俺はとっさに自分の腕を見る。ほっ、さすがに隷属の腕輪は無いか。って、なんだコレ。俺の腕に何かが絡みついている。ま、まさか、これ、真紅か? 真紅の握り部分に金色の蜘蛛足のようなモノが生え、俺の手に絡みついてた。って、俺、真紅を自分の手で持っていたか? 確か、サイドアーム・アマラに持たせていたよな? この真紅の変化といい、一体、何が起こったんだ?

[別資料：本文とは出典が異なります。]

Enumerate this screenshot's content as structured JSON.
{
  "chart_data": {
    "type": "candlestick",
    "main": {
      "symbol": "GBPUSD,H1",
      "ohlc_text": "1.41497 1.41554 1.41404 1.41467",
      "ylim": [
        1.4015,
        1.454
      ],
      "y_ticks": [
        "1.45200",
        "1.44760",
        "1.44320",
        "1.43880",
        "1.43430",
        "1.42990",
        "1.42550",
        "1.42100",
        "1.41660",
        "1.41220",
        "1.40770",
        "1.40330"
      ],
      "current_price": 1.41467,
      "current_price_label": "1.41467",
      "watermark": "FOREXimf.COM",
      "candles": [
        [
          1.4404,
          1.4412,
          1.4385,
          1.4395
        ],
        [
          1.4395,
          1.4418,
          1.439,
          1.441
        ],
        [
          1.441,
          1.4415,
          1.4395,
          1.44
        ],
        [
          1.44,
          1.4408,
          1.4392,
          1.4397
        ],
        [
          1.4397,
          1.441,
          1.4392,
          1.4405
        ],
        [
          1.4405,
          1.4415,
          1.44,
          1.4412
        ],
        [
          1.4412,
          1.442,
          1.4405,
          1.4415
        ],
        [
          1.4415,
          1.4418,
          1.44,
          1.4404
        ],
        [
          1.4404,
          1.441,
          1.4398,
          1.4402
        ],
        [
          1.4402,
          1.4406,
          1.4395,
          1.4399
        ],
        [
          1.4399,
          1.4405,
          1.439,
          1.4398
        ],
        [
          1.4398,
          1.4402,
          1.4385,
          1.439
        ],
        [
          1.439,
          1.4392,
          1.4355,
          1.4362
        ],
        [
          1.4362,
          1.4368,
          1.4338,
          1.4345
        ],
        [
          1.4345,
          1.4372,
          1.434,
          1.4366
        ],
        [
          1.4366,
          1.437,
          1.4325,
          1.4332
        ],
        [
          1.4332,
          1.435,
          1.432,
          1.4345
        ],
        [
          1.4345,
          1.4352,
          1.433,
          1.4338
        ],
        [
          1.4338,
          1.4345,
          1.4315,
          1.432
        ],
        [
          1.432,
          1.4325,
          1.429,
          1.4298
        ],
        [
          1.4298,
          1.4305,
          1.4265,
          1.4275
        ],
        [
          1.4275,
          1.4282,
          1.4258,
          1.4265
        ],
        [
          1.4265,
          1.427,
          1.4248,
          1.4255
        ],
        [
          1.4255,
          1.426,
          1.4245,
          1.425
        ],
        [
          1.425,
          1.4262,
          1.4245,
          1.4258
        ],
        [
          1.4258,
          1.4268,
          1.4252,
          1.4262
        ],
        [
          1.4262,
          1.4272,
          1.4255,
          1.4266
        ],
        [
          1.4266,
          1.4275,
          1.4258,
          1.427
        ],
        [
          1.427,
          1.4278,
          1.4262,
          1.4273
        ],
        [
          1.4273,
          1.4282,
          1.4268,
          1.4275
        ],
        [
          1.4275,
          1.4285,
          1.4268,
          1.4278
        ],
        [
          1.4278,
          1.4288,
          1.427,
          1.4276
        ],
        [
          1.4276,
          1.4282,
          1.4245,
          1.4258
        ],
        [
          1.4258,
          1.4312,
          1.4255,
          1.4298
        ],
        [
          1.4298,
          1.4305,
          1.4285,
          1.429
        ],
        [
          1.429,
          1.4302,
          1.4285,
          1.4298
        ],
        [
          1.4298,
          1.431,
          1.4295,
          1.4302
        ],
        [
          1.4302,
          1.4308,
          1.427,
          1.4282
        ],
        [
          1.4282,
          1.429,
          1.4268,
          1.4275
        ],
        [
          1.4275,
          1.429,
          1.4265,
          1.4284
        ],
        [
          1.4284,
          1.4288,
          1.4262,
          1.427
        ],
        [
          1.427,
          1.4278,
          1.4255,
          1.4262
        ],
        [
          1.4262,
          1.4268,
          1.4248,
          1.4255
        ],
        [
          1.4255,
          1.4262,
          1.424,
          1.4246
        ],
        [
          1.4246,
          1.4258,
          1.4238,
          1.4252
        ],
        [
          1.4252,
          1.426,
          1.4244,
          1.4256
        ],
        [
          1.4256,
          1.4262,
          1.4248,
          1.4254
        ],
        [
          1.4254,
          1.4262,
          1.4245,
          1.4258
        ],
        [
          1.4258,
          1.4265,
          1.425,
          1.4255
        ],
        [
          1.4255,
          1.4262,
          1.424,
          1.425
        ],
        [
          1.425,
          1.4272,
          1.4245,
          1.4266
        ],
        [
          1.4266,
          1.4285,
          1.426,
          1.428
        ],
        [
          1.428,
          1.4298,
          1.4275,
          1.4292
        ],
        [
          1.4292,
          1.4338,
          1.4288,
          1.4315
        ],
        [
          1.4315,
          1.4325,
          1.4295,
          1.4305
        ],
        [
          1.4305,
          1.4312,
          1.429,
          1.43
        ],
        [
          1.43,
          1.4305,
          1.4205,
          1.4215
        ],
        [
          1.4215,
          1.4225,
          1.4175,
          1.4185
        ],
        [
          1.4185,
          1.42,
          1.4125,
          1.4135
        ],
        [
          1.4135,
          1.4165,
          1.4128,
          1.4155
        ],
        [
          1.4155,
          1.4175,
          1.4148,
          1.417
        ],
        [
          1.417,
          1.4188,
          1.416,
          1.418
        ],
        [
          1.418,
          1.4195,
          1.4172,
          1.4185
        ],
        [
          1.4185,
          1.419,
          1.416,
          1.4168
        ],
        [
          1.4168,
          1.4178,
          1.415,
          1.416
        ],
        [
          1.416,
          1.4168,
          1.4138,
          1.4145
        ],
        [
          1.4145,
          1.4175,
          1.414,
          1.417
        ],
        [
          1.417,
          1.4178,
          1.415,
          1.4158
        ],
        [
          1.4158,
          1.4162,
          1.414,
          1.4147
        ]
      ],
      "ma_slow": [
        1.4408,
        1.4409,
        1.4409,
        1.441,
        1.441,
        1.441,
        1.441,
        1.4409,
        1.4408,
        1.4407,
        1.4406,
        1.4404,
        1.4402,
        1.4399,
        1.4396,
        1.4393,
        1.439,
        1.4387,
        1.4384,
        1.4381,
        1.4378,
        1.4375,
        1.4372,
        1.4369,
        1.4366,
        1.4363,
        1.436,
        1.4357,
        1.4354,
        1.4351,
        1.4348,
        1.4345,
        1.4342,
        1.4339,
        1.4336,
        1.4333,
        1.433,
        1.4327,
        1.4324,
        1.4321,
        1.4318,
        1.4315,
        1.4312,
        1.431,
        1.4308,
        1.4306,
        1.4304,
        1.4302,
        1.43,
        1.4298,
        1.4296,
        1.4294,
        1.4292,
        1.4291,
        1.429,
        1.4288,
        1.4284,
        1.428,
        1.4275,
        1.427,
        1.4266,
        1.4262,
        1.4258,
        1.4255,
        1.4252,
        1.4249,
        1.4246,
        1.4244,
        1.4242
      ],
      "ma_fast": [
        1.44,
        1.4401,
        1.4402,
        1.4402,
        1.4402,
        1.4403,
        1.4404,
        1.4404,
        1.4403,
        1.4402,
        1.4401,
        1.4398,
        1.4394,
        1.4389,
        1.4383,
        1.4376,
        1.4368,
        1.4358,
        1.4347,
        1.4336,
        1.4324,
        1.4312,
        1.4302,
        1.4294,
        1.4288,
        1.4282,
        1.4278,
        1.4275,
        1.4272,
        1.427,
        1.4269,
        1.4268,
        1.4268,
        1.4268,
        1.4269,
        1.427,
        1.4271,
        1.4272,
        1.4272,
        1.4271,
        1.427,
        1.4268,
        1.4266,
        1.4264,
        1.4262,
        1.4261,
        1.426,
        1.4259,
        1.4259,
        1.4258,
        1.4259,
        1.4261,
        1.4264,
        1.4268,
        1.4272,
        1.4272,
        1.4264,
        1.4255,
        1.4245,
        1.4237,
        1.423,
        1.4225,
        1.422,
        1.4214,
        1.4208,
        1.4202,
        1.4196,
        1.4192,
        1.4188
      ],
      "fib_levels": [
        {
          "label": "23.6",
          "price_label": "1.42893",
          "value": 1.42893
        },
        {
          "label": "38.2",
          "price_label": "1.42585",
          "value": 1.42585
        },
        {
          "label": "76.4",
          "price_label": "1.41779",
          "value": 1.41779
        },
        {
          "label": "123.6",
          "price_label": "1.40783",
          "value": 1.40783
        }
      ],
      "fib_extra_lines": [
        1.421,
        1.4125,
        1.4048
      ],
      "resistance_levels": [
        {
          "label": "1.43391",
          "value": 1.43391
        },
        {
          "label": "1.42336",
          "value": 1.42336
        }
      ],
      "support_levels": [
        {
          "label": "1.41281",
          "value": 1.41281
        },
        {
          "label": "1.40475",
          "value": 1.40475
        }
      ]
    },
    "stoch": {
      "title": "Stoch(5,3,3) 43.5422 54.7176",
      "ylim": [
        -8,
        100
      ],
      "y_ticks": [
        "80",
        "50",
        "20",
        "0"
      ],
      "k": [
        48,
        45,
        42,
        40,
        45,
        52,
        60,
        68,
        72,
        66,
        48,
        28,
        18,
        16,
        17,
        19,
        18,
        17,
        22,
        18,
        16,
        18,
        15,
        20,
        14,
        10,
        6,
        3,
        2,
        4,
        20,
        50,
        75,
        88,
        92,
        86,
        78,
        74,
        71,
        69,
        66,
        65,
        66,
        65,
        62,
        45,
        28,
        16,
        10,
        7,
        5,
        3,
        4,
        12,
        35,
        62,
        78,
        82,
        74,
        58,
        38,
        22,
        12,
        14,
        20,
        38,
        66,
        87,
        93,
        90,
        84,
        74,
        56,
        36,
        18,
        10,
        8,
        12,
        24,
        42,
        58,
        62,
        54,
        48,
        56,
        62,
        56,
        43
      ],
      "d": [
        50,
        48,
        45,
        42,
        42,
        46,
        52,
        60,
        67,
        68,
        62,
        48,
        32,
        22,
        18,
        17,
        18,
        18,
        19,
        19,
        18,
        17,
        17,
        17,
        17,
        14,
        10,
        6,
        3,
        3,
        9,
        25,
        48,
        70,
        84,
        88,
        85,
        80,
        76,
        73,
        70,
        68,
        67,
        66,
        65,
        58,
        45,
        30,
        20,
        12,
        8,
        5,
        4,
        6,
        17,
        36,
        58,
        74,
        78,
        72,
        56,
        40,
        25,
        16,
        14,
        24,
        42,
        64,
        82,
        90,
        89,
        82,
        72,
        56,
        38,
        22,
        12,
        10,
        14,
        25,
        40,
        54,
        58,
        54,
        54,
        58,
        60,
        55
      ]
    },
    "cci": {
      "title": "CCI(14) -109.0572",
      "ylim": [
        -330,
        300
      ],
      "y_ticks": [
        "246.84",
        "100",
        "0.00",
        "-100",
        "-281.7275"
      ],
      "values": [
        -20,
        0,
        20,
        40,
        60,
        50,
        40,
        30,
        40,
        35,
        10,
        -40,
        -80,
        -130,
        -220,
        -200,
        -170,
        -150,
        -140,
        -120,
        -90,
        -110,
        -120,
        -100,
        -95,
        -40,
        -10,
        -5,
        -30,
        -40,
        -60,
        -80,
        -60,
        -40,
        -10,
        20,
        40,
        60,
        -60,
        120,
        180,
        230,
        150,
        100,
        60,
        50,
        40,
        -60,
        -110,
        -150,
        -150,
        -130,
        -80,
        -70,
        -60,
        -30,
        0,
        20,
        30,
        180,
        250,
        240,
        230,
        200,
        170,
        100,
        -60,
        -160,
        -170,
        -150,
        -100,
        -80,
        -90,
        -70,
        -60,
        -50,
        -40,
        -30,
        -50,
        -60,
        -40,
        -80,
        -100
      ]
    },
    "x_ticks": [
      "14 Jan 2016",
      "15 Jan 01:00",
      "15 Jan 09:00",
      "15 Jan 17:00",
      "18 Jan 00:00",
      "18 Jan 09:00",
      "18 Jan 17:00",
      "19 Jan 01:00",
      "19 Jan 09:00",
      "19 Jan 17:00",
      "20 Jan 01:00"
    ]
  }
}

パーティの光は見える。遠くにキョウのおっちゃん、近くにジョアン少年。うん、パーティは解散されていないな。って、本当にどういうことだ?
「お、ランさんよ、気付いたかい?」
幌の中を覗く顔。
「あ、ランさんが起きたんだね」
もう一人がこちらをのぞき込んでくる。って、アレ? 何だか、懐かしい顔だぞ。赤い短髪に青のバンダナを巻いた顔、赤いバンダナで同じように短い髪を立たせた顔。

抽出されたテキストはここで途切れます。